WASHINGTON, May 2 (Xinhua) -- American bioengineers found a way to create exquisitely entangled vascular networks that can mimic the body's natural passageways for blood, air, lymph and other vital fluids.
The findings, reported on Thursday in the journal Science, could help clear a hurdle for 3D printing replacement organs.
One of the biggest obstacles to generating functional tissue replacements was that surgeons cannot print the complex vasculature that can supply nutrients to densely populated tissues, said the paper's co-author Jordan Miller, assistant professor of bioengineering at Rice University.
Also, the airways, blood vessels in the lung or bile ducts in the liver are physically and biochemically entangled, making an artificial constructs more challenging, according to Miller.
The researchers created a bio-printing technology that can make soft hydrogels one layer at a time. Their pixel sizes range only from 10 to 50 microns.
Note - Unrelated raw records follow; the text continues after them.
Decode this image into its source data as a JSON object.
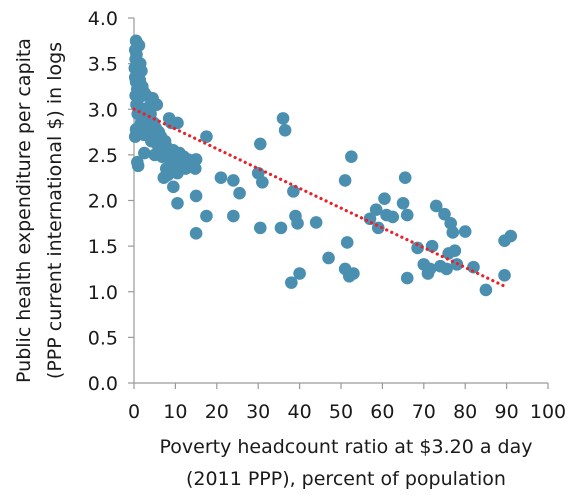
{
  "chart_data": {
    "type": "scatter",
    "xlabel_lines": [
      "Poverty headcount ratio at $3.20 a day",
      "(2011 PPP), percent of population"
    ],
    "ylabel_lines": [
      "Public health expenditure per capita",
      "(PPP current international $) in logs"
    ],
    "xlim": [
      0,
      100
    ],
    "ylim": [
      0,
      4.0
    ],
    "xticks": [
      0,
      10,
      20,
      30,
      40,
      50,
      60,
      70,
      80,
      90,
      100
    ],
    "yticks": [
      "0.0",
      "0.5",
      "1.0",
      "1.5",
      "2.0",
      "2.5",
      "3.0",
      "3.5",
      "4.0"
    ],
    "grid": false,
    "marker_color": "#4a8fb0",
    "trend_color": "#e8212a",
    "trendline": {
      "style": "dotted",
      "x": [
        0,
        90
      ],
      "y": [
        3.0,
        1.05
      ]
    },
    "points": [
      [
        0.5,
        3.75
      ],
      [
        0.8,
        3.72
      ],
      [
        1.2,
        3.7
      ],
      [
        0.3,
        3.65
      ],
      [
        0.6,
        3.6
      ],
      [
        0.4,
        3.55
      ],
      [
        0.9,
        3.52
      ],
      [
        1.5,
        3.5
      ],
      [
        0.2,
        3.45
      ],
      [
        0.7,
        3.4
      ],
      [
        1.0,
        3.38
      ],
      [
        1.8,
        3.42
      ],
      [
        0.3,
        3.35
      ],
      [
        0.5,
        3.3
      ],
      [
        1.4,
        3.32
      ],
      [
        2.0,
        3.25
      ],
      [
        0.8,
        3.22
      ],
      [
        1.6,
        3.2
      ],
      [
        2.5,
        3.18
      ],
      [
        0.4,
        3.15
      ],
      [
        1.1,
        3.12
      ],
      [
        3.0,
        3.15
      ],
      [
        4.5,
        3.12
      ],
      [
        5.5,
        3.05
      ],
      [
        0.6,
        3.05
      ],
      [
        1.3,
        3.02
      ],
      [
        2.2,
        3.0
      ],
      [
        3.5,
        3.02
      ],
      [
        0.9,
        2.95
      ],
      [
        2.8,
        2.92
      ],
      [
        4.0,
        2.95
      ],
      [
        1.7,
        2.85
      ],
      [
        3.2,
        2.82
      ],
      [
        4.8,
        2.85
      ],
      [
        5.2,
        2.8
      ],
      [
        0.5,
        2.78
      ],
      [
        1.2,
        2.75
      ],
      [
        2.4,
        2.72
      ],
      [
        3.8,
        2.7
      ],
      [
        6.0,
        2.75
      ],
      [
        0.3,
        2.7
      ],
      [
        4.2,
        2.65
      ],
      [
        6.5,
        2.7
      ],
      [
        7.5,
        2.65
      ],
      [
        8.5,
        2.9
      ],
      [
        9.0,
        2.85
      ],
      [
        10.5,
        2.85
      ],
      [
        5.8,
        2.6
      ],
      [
        7.0,
        2.6
      ],
      [
        8.0,
        2.58
      ],
      [
        9.5,
        2.55
      ],
      [
        10.0,
        2.5
      ],
      [
        11.0,
        2.52
      ],
      [
        2.5,
        2.52
      ],
      [
        5.0,
        2.5
      ],
      [
        6.8,
        2.48
      ],
      [
        8.8,
        2.45
      ],
      [
        12.0,
        2.48
      ],
      [
        13.0,
        2.45
      ],
      [
        15.0,
        2.45
      ],
      [
        11.5,
        2.4
      ],
      [
        9.2,
        2.38
      ],
      [
        0.8,
        2.42
      ],
      [
        1.0,
        2.38
      ],
      [
        7.8,
        2.35
      ],
      [
        8.2,
        2.28
      ],
      [
        7.2,
        2.25
      ],
      [
        10.5,
        2.3
      ],
      [
        12.5,
        2.35
      ],
      [
        14.8,
        2.35
      ],
      [
        17.5,
        2.7
      ],
      [
        9.5,
        2.15
      ],
      [
        10.5,
        1.97
      ],
      [
        15.0,
        2.05
      ],
      [
        17.5,
        1.83
      ],
      [
        15.0,
        1.64
      ],
      [
        21.0,
        2.25
      ],
      [
        24.0,
        2.22
      ],
      [
        25.5,
        2.08
      ],
      [
        24.0,
        1.83
      ],
      [
        30.0,
        2.3
      ],
      [
        30.5,
        2.62
      ],
      [
        31.0,
        2.2
      ],
      [
        30.5,
        1.7
      ],
      [
        36.0,
        2.9
      ],
      [
        36.5,
        2.77
      ],
      [
        35.5,
        1.7
      ],
      [
        38.5,
        2.1
      ],
      [
        39.0,
        1.83
      ],
      [
        38.0,
        1.1
      ],
      [
        39.5,
        1.75
      ],
      [
        40.0,
        1.2
      ],
      [
        44.0,
        1.76
      ],
      [
        47.0,
        1.37
      ],
      [
        51.0,
        2.22
      ],
      [
        52.5,
        2.48
      ],
      [
        51.5,
        1.54
      ],
      [
        51.0,
        1.25
      ],
      [
        52.0,
        1.17
      ],
      [
        53.0,
        1.2
      ],
      [
        57.0,
        1.8
      ],
      [
        58.5,
        1.9
      ],
      [
        59.0,
        1.7
      ],
      [
        60.5,
        2.02
      ],
      [
        61.0,
        1.84
      ],
      [
        62.5,
        1.82
      ],
      [
        65.0,
        1.97
      ],
      [
        65.5,
        2.25
      ],
      [
        66.0,
        1.84
      ],
      [
        66.0,
        1.15
      ],
      [
        68.5,
        1.48
      ],
      [
        70.0,
        1.3
      ],
      [
        71.0,
        1.2
      ],
      [
        71.5,
        1.25
      ],
      [
        72.0,
        1.5
      ],
      [
        73.0,
        1.94
      ],
      [
        74.0,
        1.28
      ],
      [
        75.0,
        1.85
      ],
      [
        75.5,
        1.25
      ],
      [
        76.0,
        1.42
      ],
      [
        76.5,
        1.75
      ],
      [
        77.0,
        1.65
      ],
      [
        77.5,
        1.45
      ],
      [
        78.0,
        1.3
      ],
      [
        80.0,
        1.66
      ],
      [
        82.0,
        1.27
      ],
      [
        85.0,
        1.02
      ],
      [
        89.5,
        1.18
      ],
      [
        89.5,
        1.56
      ],
      [
        91.0,
        1.61
      ]
    ]
  }
}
Layers are printed from a liquid solution that becomes a solid when exposed to blue light.
They managed to confine the solidification to a very fine layer in order to produce soft, water-based, biocompatible gels with intricate internal architecture in a matter of minutes, according to the study.
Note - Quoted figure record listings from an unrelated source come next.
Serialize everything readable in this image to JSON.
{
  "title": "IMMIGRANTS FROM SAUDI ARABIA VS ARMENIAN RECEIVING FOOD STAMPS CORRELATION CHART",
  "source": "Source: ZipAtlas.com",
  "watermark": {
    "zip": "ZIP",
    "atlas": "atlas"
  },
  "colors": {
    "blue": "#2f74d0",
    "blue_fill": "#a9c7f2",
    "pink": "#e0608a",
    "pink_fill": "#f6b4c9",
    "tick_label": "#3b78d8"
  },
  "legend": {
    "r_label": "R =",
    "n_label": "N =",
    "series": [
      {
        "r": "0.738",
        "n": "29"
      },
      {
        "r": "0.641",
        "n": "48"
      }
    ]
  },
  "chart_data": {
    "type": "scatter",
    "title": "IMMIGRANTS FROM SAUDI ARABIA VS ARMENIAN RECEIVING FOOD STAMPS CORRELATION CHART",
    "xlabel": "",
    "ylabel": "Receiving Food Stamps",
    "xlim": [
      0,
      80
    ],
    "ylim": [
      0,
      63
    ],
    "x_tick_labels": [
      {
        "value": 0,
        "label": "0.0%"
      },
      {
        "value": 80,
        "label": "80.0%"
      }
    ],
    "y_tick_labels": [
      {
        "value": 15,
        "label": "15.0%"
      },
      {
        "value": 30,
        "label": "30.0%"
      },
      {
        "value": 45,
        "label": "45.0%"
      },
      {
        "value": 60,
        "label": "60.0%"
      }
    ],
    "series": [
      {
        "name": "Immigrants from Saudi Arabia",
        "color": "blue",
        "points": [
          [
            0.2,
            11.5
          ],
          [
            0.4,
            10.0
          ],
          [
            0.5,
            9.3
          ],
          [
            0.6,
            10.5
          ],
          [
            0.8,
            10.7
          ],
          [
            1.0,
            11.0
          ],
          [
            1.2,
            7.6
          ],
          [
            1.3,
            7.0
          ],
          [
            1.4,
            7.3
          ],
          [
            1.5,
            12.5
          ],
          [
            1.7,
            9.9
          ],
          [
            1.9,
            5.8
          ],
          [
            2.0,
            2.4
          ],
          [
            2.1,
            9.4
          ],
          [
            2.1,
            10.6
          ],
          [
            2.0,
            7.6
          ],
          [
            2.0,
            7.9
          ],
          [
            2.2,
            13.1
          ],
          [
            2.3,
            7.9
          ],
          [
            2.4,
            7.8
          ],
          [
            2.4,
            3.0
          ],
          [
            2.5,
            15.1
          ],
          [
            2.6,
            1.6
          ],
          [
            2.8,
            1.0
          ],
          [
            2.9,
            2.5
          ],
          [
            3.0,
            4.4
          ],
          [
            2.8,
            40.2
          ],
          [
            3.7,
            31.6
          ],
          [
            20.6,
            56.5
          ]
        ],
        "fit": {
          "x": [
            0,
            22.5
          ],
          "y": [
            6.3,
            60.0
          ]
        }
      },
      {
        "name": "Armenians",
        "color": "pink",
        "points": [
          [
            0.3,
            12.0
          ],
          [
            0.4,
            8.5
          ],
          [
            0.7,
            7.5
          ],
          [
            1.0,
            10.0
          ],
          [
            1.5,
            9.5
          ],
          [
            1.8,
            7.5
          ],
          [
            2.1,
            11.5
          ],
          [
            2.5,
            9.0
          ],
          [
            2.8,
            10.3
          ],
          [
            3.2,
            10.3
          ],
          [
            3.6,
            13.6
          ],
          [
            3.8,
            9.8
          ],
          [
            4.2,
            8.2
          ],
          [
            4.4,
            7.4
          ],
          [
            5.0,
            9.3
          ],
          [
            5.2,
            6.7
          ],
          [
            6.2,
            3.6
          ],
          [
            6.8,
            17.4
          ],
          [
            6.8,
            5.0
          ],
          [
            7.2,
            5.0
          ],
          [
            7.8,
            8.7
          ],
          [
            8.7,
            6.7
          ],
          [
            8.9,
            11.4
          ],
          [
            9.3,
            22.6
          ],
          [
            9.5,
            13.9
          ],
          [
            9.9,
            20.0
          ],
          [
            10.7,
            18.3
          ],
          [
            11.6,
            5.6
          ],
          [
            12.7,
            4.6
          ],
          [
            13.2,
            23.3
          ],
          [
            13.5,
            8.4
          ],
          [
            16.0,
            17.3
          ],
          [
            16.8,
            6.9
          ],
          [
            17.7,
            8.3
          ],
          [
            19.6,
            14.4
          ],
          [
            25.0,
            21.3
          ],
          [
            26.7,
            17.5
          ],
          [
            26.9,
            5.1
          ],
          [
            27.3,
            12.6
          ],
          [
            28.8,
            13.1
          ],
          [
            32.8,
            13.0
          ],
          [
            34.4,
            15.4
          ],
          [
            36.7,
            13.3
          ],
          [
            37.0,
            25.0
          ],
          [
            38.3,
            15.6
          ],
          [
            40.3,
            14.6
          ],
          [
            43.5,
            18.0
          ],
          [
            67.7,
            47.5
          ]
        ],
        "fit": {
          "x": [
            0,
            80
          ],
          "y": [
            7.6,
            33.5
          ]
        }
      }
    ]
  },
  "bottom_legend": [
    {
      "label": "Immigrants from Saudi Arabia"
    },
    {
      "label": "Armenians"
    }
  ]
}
The researchers made a hydrogel model of a lung-mimicking air sac, which is sturdy enough to avoid bursting during blood flow and "breathing," a rhythmic intake and outflow of air that simulated the pressures and frequencies of human breathing.
The findings showed that red blood cells could take up oxygen as they flowed through a network of blood vessels surrounding the "breathing" air sac.
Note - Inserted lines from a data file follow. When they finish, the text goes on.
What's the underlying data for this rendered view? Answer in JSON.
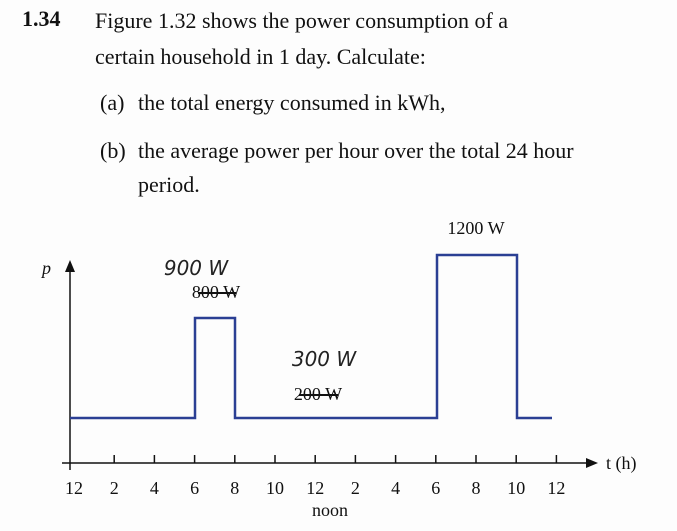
{
  "problem": {
    "number": "1.34",
    "lines": [
      "Figure 1.32 shows the power consumption of a",
      "certain household in 1 day. Calculate:"
    ],
    "parts": [
      {
        "label": "(a)",
        "lines": [
          "the total energy consumed in kWh,"
        ]
      },
      {
        "label": "(b)",
        "lines": [
          "the average power per hour over the total 24 hour",
          "period."
        ]
      }
    ]
  },
  "figure": {
    "y_label": "p",
    "x_label": "t (h)",
    "x_tick_labels": [
      "12",
      "2",
      "4",
      "6",
      "8",
      "10",
      "12",
      "2",
      "4",
      "6",
      "8",
      "10",
      "12"
    ],
    "noon_label": "noon",
    "level_labels": [
      "1200 W",
      "800 W",
      "200 W"
    ],
    "handwritten": [
      "900 W",
      "300 W"
    ]
  }
}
They also 3D-printed tissues loaded with primary liver cells before implanting them into mice with chronic liver injury. Then the liver cells survived the implantation.
"The liver's complexity means there is currently no machine or therapy that can replace all its functions when it fails. Bio-printed human organs might someday supply that therapy," said the paper's co-author Kelly Stevens with the University of Washington.
Miller said his lab is already using the new design and bio-printing techniques to explore even more complex structures.
"We envision bio-printing becoming a major component of medicine within the next two decades," said Miller.